“Waarom krijgen MKB-bedrijven 10.000 euro subsidie voor een HBO-er en 1500 euro voor
een MBO-er van de provincie Overijssel?”, wil ChristenUnie-statenlid Jan Westert weten.
Hij vindt dat verschil te fors.
Nadeel voor MBO-ers
Bovendien is de arbeidsmarkt weer ruimer aan het worden en treedt er toch al snel verdringing op. Daarvoor moeten juist de minder hoogopgeleiden de rekening betalen. Westert wil meer aandacht voor de stageplekken van
MBO-ers en jongeren die juist extra begeleiding behoeven bij het vinden van een vaste plek op de arbeidsmarkt. Dan past in zijn visie het verschil in subsidie niet. Daarover heeft hij vragen gesteld aan het college van Gedeputeerde Staten.
Subsidieregelingen
Jongeren aan het werk helpen en bedrijven aan gekwalificeerd personeel helpen om straks sterker uit de crisis te komen is een belangrijke pijler in het arbeidsmarktbeleid van de provincie Overijssel.

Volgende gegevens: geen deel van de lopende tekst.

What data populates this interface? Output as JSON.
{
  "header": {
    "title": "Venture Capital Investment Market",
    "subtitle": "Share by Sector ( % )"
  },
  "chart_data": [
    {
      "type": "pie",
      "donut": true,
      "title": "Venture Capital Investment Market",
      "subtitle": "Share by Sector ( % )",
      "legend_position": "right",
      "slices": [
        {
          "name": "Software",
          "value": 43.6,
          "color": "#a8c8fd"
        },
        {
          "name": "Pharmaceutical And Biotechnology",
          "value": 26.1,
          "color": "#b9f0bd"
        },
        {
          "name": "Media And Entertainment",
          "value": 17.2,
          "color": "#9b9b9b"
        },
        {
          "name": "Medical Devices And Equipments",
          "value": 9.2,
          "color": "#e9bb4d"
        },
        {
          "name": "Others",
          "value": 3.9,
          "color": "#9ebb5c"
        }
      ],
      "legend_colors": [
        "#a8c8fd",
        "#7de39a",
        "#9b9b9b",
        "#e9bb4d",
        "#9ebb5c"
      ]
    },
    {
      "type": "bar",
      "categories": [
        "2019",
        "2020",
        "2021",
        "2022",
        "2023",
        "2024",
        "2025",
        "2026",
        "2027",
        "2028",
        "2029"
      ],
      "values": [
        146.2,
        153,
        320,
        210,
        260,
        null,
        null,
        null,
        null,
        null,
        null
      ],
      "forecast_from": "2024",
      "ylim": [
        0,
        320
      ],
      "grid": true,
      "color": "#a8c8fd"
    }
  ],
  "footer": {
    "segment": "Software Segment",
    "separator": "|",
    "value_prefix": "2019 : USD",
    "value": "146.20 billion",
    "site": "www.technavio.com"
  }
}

De ChristenUnie ondersteunt die lijn van harte. Jongeren perspectief bieden op de arbeidsmarkt tijdens en na de coronacrisis is van groot belang. De provincie Overijssel heeft daartoe een stimuleringsregeling, waarbij MKB bedrijven een subsidie kunnen ontvangen van 10.000 euro wanneer zij een HBO-of universitair afgestudeerde jongere in dienst nemen. Voor een stageplek van een MBO-student kan echter slechts 1500 euro worden verkregen en voor de begeleiding van iemand met een beroepsbegeleidende leerweg 5000 euro.
Onverklaarbaar
De ChristenUnie wil graag van GS een verklaring ovrr de hoogte en de voorwaarden van deze verschillende bedragen. De arbeidsmarktsteun moet wat de ChristenUnie betreft juist vooral zijn gericht op mensen die
de meeste moeite zullen hebben om een plek op de arbeidsmarkt te veroveren. De subsidiebedragen vallen nu sterk ten gunste van goed opgeleide HBO’ers en universitair geschoolden uit.
Vragen
Namens de fractie heeft Jan Westert de volgende vragen gesteld:
1. Kloppen de bedragen, zoals de ChristenUnie deze gelezen heeft op de provinciale website en zorgen deze bedragen niet voor een ongelijke behandeling op basis van opleidingsniveau? Waarom is er bijvoorbeeld geen gelijk subsidiebedrag voor het in dienst nemen van een MBO-er?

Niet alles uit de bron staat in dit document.